Friday, October 31, 2014

Snoqualmie Pass Living - Rates Drop Again - Time to Refi?

Maybe it’s time to refinance again?
A weekly survey released by Freddie Mac on Thursday shows that 30-year, fixed-rate mortgages averaged 3.97 percent this week, down from 4.12 percent last week and 4.28 percent a year ago.
That’s the first rate dip below 4 percent in 16 months. Rates were pushed down by the chaos that erupted on the stock market Wednesday as investors reacted to the financial malaise weakening Europe and Asia, disappointing data on U.S. spending, and jitters about the Ebola outbreak.
“We never thought we’d see a 30-year, fixed-rate mortgage below 4 percent again,” said Frank Nothaft, Freddie’s chief economist. “That’s a window of opportunity for so many people.”

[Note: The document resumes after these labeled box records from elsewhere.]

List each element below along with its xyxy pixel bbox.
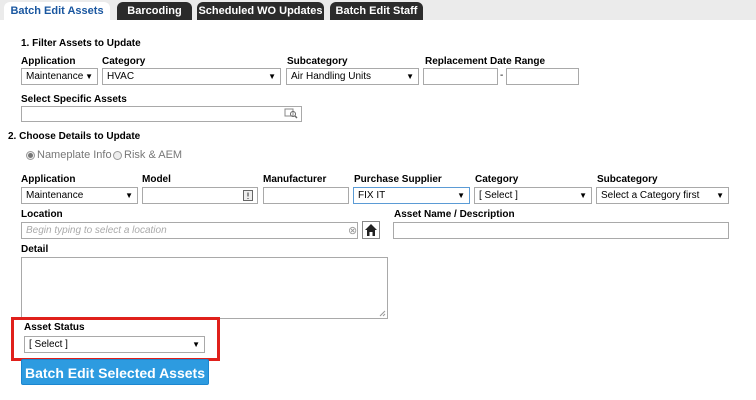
batch-edit-submit-button[interactable]: Batch Edit Selected Assets xyxy=(21,359,209,385)
radio-nameplate-label: Nameplate Info xyxy=(37,149,112,161)
details-application-label: Application xyxy=(21,174,76,185)
manufacturer-label: Manufacturer xyxy=(263,174,327,185)
chevron-down-icon: ▼ xyxy=(85,72,93,81)
radio-risk-aem[interactable] xyxy=(113,151,122,160)
details-subcategory-value: Select a Category first xyxy=(601,190,700,201)
details-application-value: Maintenance xyxy=(26,190,84,201)
tab-batch-edit-staff[interactable]: Batch Edit Staff xyxy=(330,2,423,20)
detail-textarea[interactable] xyxy=(21,257,388,319)
detail-label: Detail xyxy=(21,244,49,255)
specific-assets-label: Select Specific Assets xyxy=(21,94,127,105)
details-section-title: 2. Choose Details to Update xyxy=(8,131,141,142)
supplier-select[interactable]: FIX IT ▼ xyxy=(353,187,470,204)
clear-icon[interactable]: ⊗ xyxy=(348,224,357,237)
details-subcategory-select[interactable]: Select a Category first ▼ xyxy=(596,187,729,204)
home-button[interactable] xyxy=(362,221,380,239)
tab-scheduled-wo-updates[interactable]: Scheduled WO Updates xyxy=(197,2,324,20)
details-category-value: [ Select ] xyxy=(479,190,518,201)
chevron-down-icon: ▼ xyxy=(268,72,276,81)
filter-category-value: HVAC xyxy=(107,71,135,82)
details-category-label: Category xyxy=(475,174,519,185)
asset-status-select[interactable]: [ Select ] ▼ xyxy=(24,336,205,353)
supplier-label: Purchase Supplier xyxy=(354,174,442,185)
filter-category-select[interactable]: HVAC ▼ xyxy=(102,68,281,85)
date-range-start-input[interactable] xyxy=(423,68,498,85)
chevron-down-icon: ▼ xyxy=(192,340,200,349)
model-input[interactable] xyxy=(142,187,258,204)
home-icon xyxy=(365,224,377,236)
date-range-separator: - xyxy=(500,70,504,81)
filter-subcategory-select[interactable]: Air Handling Units ▼ xyxy=(286,68,419,85)
manufacturer-input[interactable] xyxy=(263,187,349,204)
date-range-end-input[interactable] xyxy=(506,68,579,85)
search-icon[interactable] xyxy=(284,107,298,121)
resize-handle-icon[interactable] xyxy=(379,310,386,317)
chevron-down-icon: ▼ xyxy=(406,72,414,81)
radio-nameplate-info[interactable] xyxy=(26,151,35,160)
filter-application-value: Maintenance xyxy=(26,71,84,82)
asset-name-input[interactable] xyxy=(393,222,729,239)
asset-status-value: [ Select ] xyxy=(29,339,68,350)
tab-batch-edit-assets[interactable]: Batch Edit Assets xyxy=(4,2,110,20)
model-label: Model xyxy=(142,174,171,185)
filter-subcategory-label: Subcategory xyxy=(287,56,348,67)
chevron-down-icon: ▼ xyxy=(125,191,133,200)
tab-bar: Batch Edit Assets Barcoding Scheduled WO… xyxy=(0,0,756,20)
specific-assets-input[interactable] xyxy=(21,106,302,122)
details-application-select[interactable]: Maintenance ▼ xyxy=(21,187,138,204)
tab-barcoding[interactable]: Barcoding xyxy=(117,2,192,20)
chevron-down-icon: ▼ xyxy=(579,191,587,200)
details-subcategory-label: Subcategory xyxy=(597,174,658,185)
filter-date-range-label: Replacement Date Range xyxy=(425,56,546,67)
chevron-down-icon: ▼ xyxy=(716,191,724,200)
filter-category-label: Category xyxy=(102,56,146,67)
supplier-value: FIX IT xyxy=(358,190,386,201)
radio-risk-label: Risk & AEM xyxy=(124,149,183,161)
location-placeholder: Begin typing to select a location xyxy=(26,225,167,236)
asset-name-label: Asset Name / Description xyxy=(394,209,515,220)
filter-application-label: Application xyxy=(21,56,76,67)
location-input[interactable]: Begin typing to select a location xyxy=(21,222,358,239)
chevron-down-icon: ▼ xyxy=(457,191,465,200)
filter-section-title: 1. Filter Assets to Update xyxy=(21,38,141,49)
list-icon[interactable] xyxy=(243,190,253,203)
asset-status-label: Asset Status xyxy=(24,322,85,333)
filter-application-select[interactable]: Maintenance ▼ xyxy=(21,68,98,85)
filter-subcategory-value: Air Handling Units xyxy=(291,71,372,82)
details-category-select[interactable]: [ Select ] ▼ xyxy=(474,187,592,204)
location-label: Location xyxy=(21,209,63,220)
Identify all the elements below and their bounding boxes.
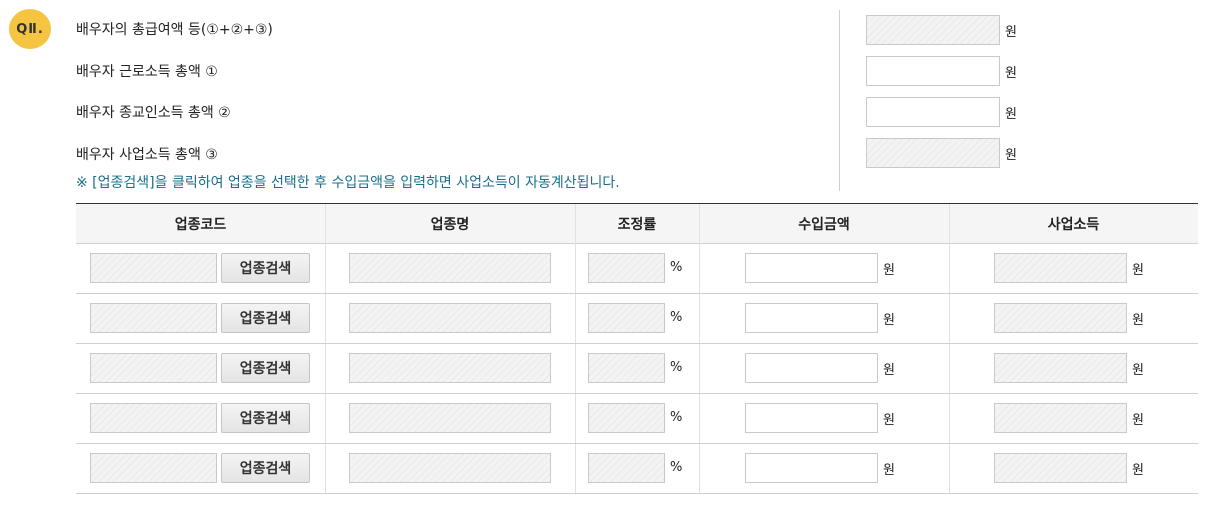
industry-name-field xyxy=(349,453,551,483)
industry-code-field xyxy=(90,453,217,483)
labor-income-unit: 원 xyxy=(1005,66,1017,81)
won-unit: 원 xyxy=(1132,263,1144,278)
total-income-field xyxy=(866,15,1000,45)
adjust-rate-field xyxy=(588,403,665,433)
header-rate: 조정률 xyxy=(575,204,699,244)
won-unit: 원 xyxy=(883,463,895,478)
industry-name-field xyxy=(349,353,551,383)
won-unit: 원 xyxy=(1132,363,1144,378)
business-income-result-field xyxy=(994,303,1127,333)
industry-name-field xyxy=(349,403,551,433)
percent-unit: % xyxy=(670,410,683,425)
note-mark: ※ xyxy=(76,175,88,191)
header-name: 업종명 xyxy=(325,204,575,244)
percent-unit: % xyxy=(670,260,683,275)
business-income-result-field xyxy=(994,403,1127,433)
percent-unit: % xyxy=(670,460,683,475)
labor-income-label: 배우자 근로소득 총액 ① xyxy=(76,64,218,80)
column-separator xyxy=(325,204,326,494)
won-unit: 원 xyxy=(1132,463,1144,478)
revenue-input[interactable] xyxy=(745,353,878,383)
business-income-result-field xyxy=(994,453,1127,483)
total-income-unit: 원 xyxy=(1005,25,1017,40)
revenue-input[interactable] xyxy=(745,253,878,283)
revenue-input[interactable] xyxy=(745,403,878,433)
business-income-result-field xyxy=(994,253,1127,283)
industry-name-field xyxy=(349,253,551,283)
industry-search-button[interactable]: 업종검색 xyxy=(221,253,310,283)
industry-code-field xyxy=(90,353,217,383)
header-code: 업종코드 xyxy=(76,204,325,244)
industry-search-button[interactable]: 업종검색 xyxy=(221,303,310,333)
table-bottom-border xyxy=(76,493,1198,494)
column-separator xyxy=(949,204,950,494)
business-income-unit: 원 xyxy=(1005,148,1017,163)
industry-search-button[interactable]: 업종검색 xyxy=(221,403,310,433)
percent-unit: % xyxy=(670,310,683,325)
business-income-field xyxy=(866,138,1000,168)
section-badge: QⅡ. xyxy=(9,9,51,49)
revenue-input[interactable] xyxy=(745,303,878,333)
row-divider xyxy=(76,343,1198,344)
adjust-rate-field xyxy=(588,303,665,333)
vertical-divider xyxy=(839,10,840,191)
won-unit: 원 xyxy=(883,313,895,328)
won-unit: 원 xyxy=(883,363,895,378)
adjust-rate-field xyxy=(588,253,665,283)
industry-code-field xyxy=(90,403,217,433)
row-divider xyxy=(76,393,1198,394)
column-separator xyxy=(575,204,576,494)
labor-income-input[interactable] xyxy=(866,56,1000,86)
religious-income-input[interactable] xyxy=(866,97,1000,127)
column-separator xyxy=(699,204,700,494)
industry-search-button[interactable]: 업종검색 xyxy=(221,453,310,483)
religious-income-unit: 원 xyxy=(1005,107,1017,122)
note-text: [업종검색]을 클릭하여 업종을 선택한 후 수입금액을 입력하면 사업소득이 … xyxy=(87,175,620,191)
won-unit: 원 xyxy=(883,263,895,278)
business-income-label: 배우자 사업소득 총액 ③ xyxy=(76,147,218,163)
religious-income-label: 배우자 종교인소득 총액 ② xyxy=(76,105,231,121)
industry-name-field xyxy=(349,303,551,333)
adjust-rate-field xyxy=(588,453,665,483)
industry-code-field xyxy=(90,253,217,283)
instruction-note: ※ [업종검색]을 클릭하여 업종을 선택한 후 수입금액을 입력하면 사업소득… xyxy=(76,172,620,192)
industry-search-button[interactable]: 업종검색 xyxy=(221,353,310,383)
adjust-rate-field xyxy=(588,353,665,383)
industry-code-field xyxy=(90,303,217,333)
revenue-input[interactable] xyxy=(745,453,878,483)
row-divider xyxy=(76,443,1198,444)
total-income-label: 배우자의 총급여액 등(①+②+③) xyxy=(76,22,273,38)
percent-unit: % xyxy=(670,360,683,375)
row-divider xyxy=(76,293,1198,294)
header-revenue: 수입금액 xyxy=(699,204,949,244)
won-unit: 원 xyxy=(1132,413,1144,428)
business-income-result-field xyxy=(994,353,1127,383)
won-unit: 원 xyxy=(883,413,895,428)
won-unit: 원 xyxy=(1132,313,1144,328)
header-business-income: 사업소득 xyxy=(949,204,1198,244)
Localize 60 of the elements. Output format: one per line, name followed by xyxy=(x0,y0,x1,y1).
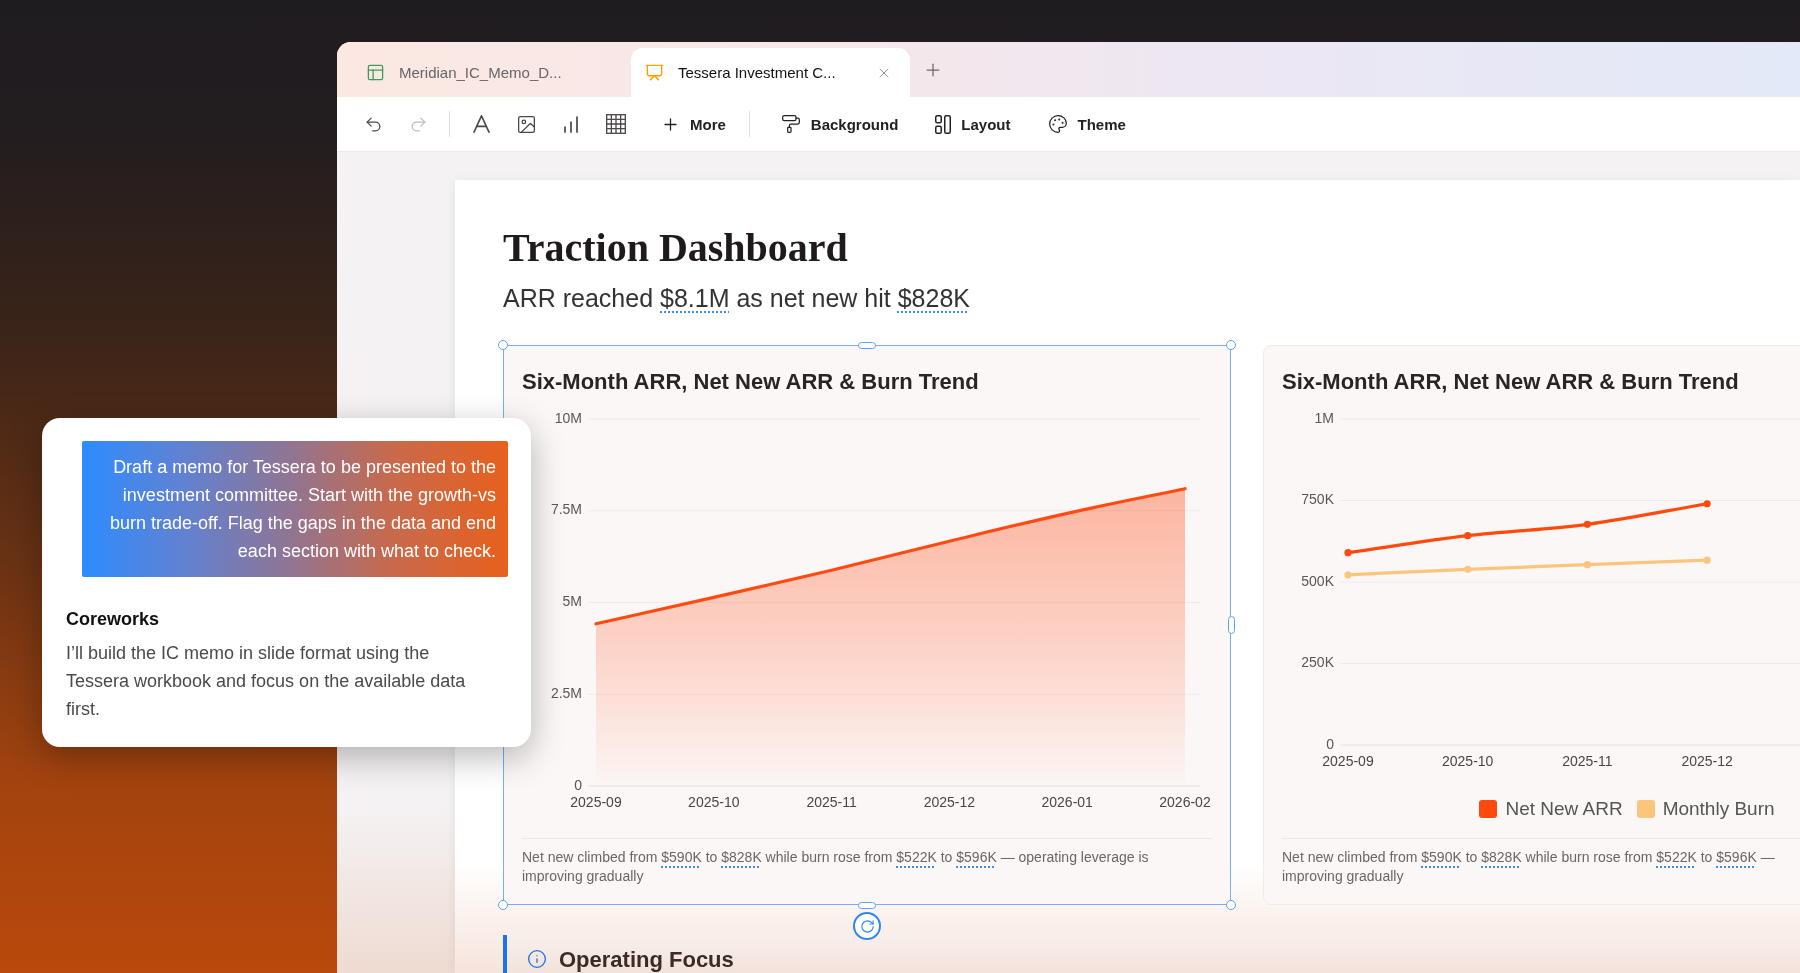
rotate-icon xyxy=(859,918,875,934)
x-axis-label: 2025-09 xyxy=(570,793,622,810)
chart-title: Six-Month ARR, Net New ARR & Burn Trend xyxy=(1282,368,1739,396)
image-icon xyxy=(515,113,537,135)
x-axis-label: 2025-12 xyxy=(923,793,976,810)
y-axis-label: 0 xyxy=(1326,735,1334,752)
y-axis-label: 1M xyxy=(1314,409,1334,426)
y-axis-label: 750K xyxy=(1301,491,1334,508)
resize-handle[interactable] xyxy=(498,340,508,350)
legend-label: Monthly Burn xyxy=(1662,798,1775,820)
x-axis-label: 2025-12 xyxy=(1681,752,1733,769)
slide-subtitle: ARR reached $8.1M as net new hit $828K xyxy=(503,283,970,313)
rotate-handle[interactable] xyxy=(853,912,881,940)
resize-handle[interactable] xyxy=(1227,616,1235,634)
chart-caption: improving gradually xyxy=(1282,867,1404,886)
chart-caption: Net new climbed from $590K to $828K while burn rose from $522K to $596K — xyxy=(1282,848,1775,867)
resize-handle[interactable] xyxy=(1226,340,1236,350)
layout-icon xyxy=(935,114,952,134)
x-axis-label: 2025-10 xyxy=(1442,752,1494,769)
palette-icon xyxy=(1047,114,1068,134)
resize-handle[interactable] xyxy=(858,901,876,909)
chart-title: Six-Month ARR, Net New ARR & Burn Trend xyxy=(522,368,979,396)
more-button[interactable]: More xyxy=(651,106,736,142)
y-axis-label: 7.5M xyxy=(550,501,582,518)
legend-label: Net New ARR xyxy=(1505,798,1623,820)
y-axis-label: 2.5M xyxy=(550,684,582,701)
bar-chart-icon xyxy=(564,115,578,133)
x-axis-label: 2025-11 xyxy=(806,793,857,810)
prompt-bubble: Draft a memo for Tessera to be presented to the investment committee. Start with the growth-vs burn trade-off. Flag the gaps in the data and end each section with what to check. xyxy=(82,441,508,577)
chart-caption: improving gradually xyxy=(522,867,644,886)
text-icon xyxy=(472,115,490,133)
x-axis-label: 2025-10 xyxy=(688,793,740,810)
table-icon xyxy=(606,114,626,134)
spreadsheet-icon xyxy=(366,63,385,82)
chart-caption: Net new climbed from $590K to $828K while burn rose from $522K to $596K — operating leverage is xyxy=(522,848,1149,867)
y-axis-label: 10M xyxy=(554,409,582,426)
x-axis-label: 2026-02 xyxy=(1159,793,1211,810)
info-icon xyxy=(527,949,547,969)
section-title: Operating Focus xyxy=(559,946,734,973)
y-axis-label: 500K xyxy=(1301,572,1334,589)
tab[interactable]: Meridian_IC_Memo_D... xyxy=(352,48,631,97)
paint-roller-icon xyxy=(780,114,801,134)
y-axis-label: 0 xyxy=(574,776,582,793)
layout-button[interactable]: Layout xyxy=(925,106,1021,142)
resize-handle[interactable] xyxy=(858,341,876,349)
x-axis-label: 2025-09 xyxy=(1322,752,1374,769)
slide-title: Traction Dashboard xyxy=(503,224,848,272)
reply-text: I’ll build the IC memo in slide format using the Tessera workbook and focus on the available data first. xyxy=(66,642,467,721)
x-axis-label: 2026-01 xyxy=(1041,793,1093,810)
tab[interactable]: Tessera Investment C... xyxy=(631,48,910,97)
resize-handle[interactable] xyxy=(1226,900,1236,910)
theme-button[interactable]: Theme xyxy=(1037,106,1136,142)
presentation-icon xyxy=(645,63,664,82)
y-axis-label: 250K xyxy=(1301,654,1334,671)
reply-author: Coreworks xyxy=(66,608,160,631)
resize-handle[interactable] xyxy=(498,900,508,910)
background-button[interactable]: Background xyxy=(770,106,909,142)
chart-card[interactable] xyxy=(503,345,1231,905)
x-axis-label: 2025-11 xyxy=(1562,752,1613,769)
y-axis-label: 5M xyxy=(562,593,582,610)
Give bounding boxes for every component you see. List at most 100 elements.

Usually, borrowers refinance if they can save at least half a percentage point on their interest rate. Ultimately, the decision should turn on a number of factors, including how much they owe on their mortgages and how long they plan to stay in their homes, Nothaft said.
Moving in six months? Refinancing may not make sense, even if your rate drops an entire percentage point. The cost of refinancing may exceed the savings. Find out if your lender will charge fees or require you to pay for a new appraisal and title insurance.
Also, even all these years after the housing bust, your home value still may be so low that you may not have more than 20 percent equity in your property – in which case you’d have to pay private mortgage insurance on a new loan. On the flip side, with home prices climbing in the past two years, you may now have equity to refinance and get rid of your mortgage insurance.
As for the size of the loan, consider the difference a half-percentage-point rate drop can make on a large balance versus a small one. A homeowner would save $183 a month on a $625,500 loan if the rate is cut from 4.47 percent to 3.97 percent. The monthly savings on a $100,000 balance: $29.
Consumer advocates generally say that if homeowners see a rate that works for them, they should grab it. Just like stocks, interest rates fluctuate all day long, and the potential savings can disappear in a flash.
When the stock market went haywire Wednesday morning, for instance, the average rate on a 30-year, fixed-rate mortgage dropped by a quarter of a percentage point from where it was the previous day, said Bob Walters, chief economist at Quicken Loans. To move an eighth of a percentage point in a day is unusual, Walters said. A quarter-percentage-point drop is downright dramatic.
But anyone who waited too long could not reap that benefit. “By the end of day, we’d gone all the way back up and finished where we had finished the previous day,” Walters said. “The opportunity to take advantage of that quarter of a percent drop lasted for a very short period of time.”